As is often said, joy is not the absence of pain, but the presence of the Lord. God allows persecution to teach us that tribulation worketh patience and patience experience, and experience hope, and hope make not ashamed because the love of God is shed abroad in our hearts by the Holy Spirit which is given to us. The word for experience means “proven character.” God’s character in us is proven by trials that refine us. Pastor Chuck Smith said, God will deliver us in the fire, by the fire, or through the fire. According to Proverbs, “The crucible is for silver, and the furnace for gold, but God refines the heart.”  

We’re proven and reproved by the testing of the trials, tribulations, pressures, and persecution of this world. The Apostle Paul learned this lesson when he prayed three times for God to remove his thorn in the flesh. The first two times, God did not answer.

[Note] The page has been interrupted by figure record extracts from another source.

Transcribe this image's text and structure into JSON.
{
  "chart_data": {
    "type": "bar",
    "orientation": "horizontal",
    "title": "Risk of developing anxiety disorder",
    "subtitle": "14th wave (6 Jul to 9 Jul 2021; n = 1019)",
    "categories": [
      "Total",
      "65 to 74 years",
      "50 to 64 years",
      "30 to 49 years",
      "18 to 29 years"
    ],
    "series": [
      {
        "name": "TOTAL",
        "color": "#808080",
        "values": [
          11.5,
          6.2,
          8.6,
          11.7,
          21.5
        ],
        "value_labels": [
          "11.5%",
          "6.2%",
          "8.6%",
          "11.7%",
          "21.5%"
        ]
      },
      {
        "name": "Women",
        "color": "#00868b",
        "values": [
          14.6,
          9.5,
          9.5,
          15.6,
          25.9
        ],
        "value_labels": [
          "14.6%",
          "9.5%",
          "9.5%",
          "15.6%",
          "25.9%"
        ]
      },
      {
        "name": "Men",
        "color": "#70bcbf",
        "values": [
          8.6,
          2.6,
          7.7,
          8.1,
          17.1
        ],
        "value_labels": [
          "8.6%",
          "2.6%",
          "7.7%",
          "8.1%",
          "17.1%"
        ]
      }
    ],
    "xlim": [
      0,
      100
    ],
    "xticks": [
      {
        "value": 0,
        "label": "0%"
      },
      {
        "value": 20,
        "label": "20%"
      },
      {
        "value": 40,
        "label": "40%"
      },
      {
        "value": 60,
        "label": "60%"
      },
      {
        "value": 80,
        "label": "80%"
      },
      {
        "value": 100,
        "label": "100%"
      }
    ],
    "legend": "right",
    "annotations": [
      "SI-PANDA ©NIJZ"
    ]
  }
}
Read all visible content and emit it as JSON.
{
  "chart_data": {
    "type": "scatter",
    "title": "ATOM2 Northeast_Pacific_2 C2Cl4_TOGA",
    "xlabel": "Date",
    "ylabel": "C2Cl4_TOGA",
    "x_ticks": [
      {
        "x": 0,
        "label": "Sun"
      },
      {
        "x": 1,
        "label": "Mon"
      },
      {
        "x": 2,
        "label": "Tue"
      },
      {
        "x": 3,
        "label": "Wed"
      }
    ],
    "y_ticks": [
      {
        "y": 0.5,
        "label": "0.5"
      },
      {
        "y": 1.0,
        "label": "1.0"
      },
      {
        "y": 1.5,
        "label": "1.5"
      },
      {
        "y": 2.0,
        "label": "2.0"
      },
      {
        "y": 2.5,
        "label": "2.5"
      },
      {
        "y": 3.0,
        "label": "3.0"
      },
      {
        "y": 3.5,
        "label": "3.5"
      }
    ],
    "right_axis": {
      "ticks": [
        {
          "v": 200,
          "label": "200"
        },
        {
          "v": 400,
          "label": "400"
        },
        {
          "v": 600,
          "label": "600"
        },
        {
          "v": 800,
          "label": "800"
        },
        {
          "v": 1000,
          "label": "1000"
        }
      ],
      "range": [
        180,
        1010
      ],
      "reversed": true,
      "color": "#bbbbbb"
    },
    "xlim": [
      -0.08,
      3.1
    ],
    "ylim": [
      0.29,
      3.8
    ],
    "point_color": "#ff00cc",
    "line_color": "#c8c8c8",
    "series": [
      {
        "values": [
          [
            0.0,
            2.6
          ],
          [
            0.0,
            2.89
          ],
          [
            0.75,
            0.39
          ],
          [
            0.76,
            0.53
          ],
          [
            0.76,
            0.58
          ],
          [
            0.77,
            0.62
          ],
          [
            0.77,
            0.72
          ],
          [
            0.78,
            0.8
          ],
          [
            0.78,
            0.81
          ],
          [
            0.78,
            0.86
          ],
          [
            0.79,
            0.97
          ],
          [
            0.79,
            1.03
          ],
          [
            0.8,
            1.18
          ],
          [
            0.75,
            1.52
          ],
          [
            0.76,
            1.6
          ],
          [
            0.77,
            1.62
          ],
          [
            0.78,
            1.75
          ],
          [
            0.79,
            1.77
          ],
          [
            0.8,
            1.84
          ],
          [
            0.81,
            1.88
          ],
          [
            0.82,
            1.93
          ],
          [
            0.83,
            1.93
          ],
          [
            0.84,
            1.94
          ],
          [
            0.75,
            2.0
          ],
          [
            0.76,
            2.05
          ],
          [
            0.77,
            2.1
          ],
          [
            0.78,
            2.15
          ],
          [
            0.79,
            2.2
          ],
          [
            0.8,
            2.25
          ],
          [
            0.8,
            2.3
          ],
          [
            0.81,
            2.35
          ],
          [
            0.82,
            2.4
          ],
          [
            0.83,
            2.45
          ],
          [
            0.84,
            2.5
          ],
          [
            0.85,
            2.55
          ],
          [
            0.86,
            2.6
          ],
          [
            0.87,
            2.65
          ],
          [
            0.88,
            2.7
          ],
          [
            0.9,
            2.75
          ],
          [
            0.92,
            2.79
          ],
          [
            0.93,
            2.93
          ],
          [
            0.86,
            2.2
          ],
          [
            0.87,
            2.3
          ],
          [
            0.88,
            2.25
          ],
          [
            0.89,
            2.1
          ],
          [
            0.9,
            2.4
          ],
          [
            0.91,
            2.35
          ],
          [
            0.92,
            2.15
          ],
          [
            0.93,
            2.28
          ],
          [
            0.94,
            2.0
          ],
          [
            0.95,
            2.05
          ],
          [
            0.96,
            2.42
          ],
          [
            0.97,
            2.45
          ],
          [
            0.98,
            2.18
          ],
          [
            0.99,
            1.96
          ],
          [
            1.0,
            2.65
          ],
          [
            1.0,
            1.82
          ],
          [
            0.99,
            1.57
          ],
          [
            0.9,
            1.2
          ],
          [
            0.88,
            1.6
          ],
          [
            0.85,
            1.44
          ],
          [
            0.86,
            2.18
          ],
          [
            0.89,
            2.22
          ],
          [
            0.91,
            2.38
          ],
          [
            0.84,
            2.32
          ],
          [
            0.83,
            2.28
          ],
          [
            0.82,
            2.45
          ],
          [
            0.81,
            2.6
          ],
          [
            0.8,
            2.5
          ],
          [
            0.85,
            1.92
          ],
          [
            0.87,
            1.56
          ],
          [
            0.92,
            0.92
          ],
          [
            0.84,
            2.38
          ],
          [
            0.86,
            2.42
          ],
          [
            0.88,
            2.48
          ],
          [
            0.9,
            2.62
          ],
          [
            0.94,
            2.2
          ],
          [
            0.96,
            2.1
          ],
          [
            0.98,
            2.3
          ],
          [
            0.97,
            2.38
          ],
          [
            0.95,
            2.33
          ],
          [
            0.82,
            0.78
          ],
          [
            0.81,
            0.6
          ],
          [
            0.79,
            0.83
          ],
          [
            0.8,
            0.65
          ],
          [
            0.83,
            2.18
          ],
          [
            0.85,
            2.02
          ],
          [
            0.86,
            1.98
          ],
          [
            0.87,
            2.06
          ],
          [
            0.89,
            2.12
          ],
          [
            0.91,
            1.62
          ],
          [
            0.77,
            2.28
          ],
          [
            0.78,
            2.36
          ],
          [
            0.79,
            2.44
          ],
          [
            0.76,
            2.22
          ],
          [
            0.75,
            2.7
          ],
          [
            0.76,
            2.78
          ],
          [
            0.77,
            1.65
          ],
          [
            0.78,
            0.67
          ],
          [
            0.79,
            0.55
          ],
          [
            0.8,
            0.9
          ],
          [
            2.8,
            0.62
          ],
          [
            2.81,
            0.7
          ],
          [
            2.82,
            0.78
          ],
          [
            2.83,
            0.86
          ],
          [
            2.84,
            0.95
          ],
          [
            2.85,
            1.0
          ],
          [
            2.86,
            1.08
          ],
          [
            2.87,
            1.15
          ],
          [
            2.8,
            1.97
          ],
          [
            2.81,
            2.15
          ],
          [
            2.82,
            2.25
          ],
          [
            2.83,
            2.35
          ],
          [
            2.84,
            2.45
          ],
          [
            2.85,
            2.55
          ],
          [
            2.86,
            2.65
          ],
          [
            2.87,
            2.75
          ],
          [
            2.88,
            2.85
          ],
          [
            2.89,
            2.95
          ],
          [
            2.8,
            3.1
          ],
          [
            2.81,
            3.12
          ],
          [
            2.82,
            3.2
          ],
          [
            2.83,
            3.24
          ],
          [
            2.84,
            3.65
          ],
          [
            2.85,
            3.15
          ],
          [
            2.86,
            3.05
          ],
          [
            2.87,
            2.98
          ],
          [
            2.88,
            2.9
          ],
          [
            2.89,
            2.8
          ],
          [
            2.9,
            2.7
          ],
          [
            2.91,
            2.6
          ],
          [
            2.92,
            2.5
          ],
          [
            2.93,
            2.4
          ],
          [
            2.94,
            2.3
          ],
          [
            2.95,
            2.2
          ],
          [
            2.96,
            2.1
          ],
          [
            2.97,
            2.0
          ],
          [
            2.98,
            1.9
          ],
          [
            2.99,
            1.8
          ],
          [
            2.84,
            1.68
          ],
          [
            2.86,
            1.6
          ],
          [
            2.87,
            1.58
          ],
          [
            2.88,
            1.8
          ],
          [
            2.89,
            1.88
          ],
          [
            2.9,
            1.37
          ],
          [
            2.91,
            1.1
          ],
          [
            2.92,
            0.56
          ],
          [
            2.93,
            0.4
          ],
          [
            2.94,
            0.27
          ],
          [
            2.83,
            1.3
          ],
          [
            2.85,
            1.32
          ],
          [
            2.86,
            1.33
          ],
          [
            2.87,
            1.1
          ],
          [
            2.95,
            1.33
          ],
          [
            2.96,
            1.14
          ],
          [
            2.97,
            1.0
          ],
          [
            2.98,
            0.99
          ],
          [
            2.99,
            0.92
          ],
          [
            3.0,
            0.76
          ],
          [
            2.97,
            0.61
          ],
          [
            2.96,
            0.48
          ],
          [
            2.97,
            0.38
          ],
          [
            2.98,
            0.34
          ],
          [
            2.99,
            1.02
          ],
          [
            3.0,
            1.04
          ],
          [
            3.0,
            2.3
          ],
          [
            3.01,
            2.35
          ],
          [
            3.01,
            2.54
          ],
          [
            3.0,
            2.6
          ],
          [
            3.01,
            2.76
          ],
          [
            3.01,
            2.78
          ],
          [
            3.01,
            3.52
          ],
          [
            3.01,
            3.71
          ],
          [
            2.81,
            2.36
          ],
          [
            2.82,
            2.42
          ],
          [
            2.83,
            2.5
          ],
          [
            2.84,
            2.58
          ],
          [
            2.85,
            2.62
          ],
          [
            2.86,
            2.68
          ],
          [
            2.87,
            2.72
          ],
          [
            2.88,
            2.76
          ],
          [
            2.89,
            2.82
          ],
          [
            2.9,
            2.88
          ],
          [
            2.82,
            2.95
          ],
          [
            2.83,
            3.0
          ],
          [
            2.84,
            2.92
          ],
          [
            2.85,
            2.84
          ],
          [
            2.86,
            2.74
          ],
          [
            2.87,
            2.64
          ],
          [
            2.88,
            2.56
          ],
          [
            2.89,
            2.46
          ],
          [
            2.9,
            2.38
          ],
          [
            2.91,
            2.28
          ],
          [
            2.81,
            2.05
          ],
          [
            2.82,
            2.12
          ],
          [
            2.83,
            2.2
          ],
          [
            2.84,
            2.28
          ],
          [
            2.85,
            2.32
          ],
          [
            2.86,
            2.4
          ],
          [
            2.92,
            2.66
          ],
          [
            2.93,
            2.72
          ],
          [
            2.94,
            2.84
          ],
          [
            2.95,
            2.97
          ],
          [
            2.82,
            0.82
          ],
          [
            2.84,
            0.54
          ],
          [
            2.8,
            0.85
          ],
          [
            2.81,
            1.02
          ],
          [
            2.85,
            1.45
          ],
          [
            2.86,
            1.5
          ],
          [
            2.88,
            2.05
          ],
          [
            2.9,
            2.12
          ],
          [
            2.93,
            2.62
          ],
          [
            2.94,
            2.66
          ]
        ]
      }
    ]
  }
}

The third time, God answered but the answer was not what Paul was expecting. God said to Paul, My strength is made perfect in your weakness, my grace is sufficient for thee. Therefore, Jesus said, blessed are they when men shall revile you and persecute you, and say all manner of evil against you falsely for my sake, for great is your reward in heaven. Through the trials of life, we will understand that there is no victory without a spiritual battle. Through the pandemic, pandemonium, pressures, and persecution of this world we will learn the greatest blessing of all ... thy grace is sufficient for me, that we may live as living witnesses of His power to overcome, that this light affliction which is but for a moment is not worthy to be compared with the glory that shall follow. .. for great is your reward in heaven!